Japan’s unemployment rate fell for the first time in two months in June, feeding into optimism that upward pressure on wages may persist and help sustain inflation.
The jobless rate fell to 2.5%, the ministry of internal affairs said Tuesday, the lowest since January. Economists had forecast the reading would hold at 2.6%. The number of workers rose by 190,000 from the previous month, while those without jobs fell by 40,000.
Separate data also suggest that labor demand remains more or less steady, with the jobs-to-applicants ratio nudging one tick lower to 1.30. Economists had forecast a rise to 1.32.
The gauge is a leading indicator for employment trends and shows there were 130 jobs offered in June for every 100 applicants, compared with 131 a month earlier. Job offers rose for lodging, restaurant and education services workers, while those for manufacturing roles fell at a double-digit clip.

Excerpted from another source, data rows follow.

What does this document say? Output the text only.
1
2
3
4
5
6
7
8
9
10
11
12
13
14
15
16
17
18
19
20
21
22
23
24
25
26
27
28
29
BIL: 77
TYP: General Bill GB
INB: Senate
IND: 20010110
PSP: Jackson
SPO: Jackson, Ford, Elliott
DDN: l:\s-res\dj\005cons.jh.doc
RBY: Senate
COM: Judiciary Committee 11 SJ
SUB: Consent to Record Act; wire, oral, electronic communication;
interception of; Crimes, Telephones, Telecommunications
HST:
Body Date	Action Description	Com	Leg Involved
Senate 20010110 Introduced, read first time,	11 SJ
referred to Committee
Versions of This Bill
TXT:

Tuesday’s data implies that Japan’s labor market is steadily tightening on the back of a recovery from the pandemic. Consumer confidence is edging higher, and the number of arrivals from overseas recovered last month to more than 2 million, or more than 70% of pre-pandemic levels, according to the Japan National Tourism Organization. That’s spurred demand for workers in the services sector, as reflected in recent surveys including the Bank of Japan’s tankan and the Cabinet Office’s Eco Watchers.
The result may presage further upward pressure on wages. Workers at some Japanese companies recently achieved historic pay gains due in part to a push by the government. Authorities at the BOJ are watching closely to see if workers will be able secure similar wage gains beyond this year.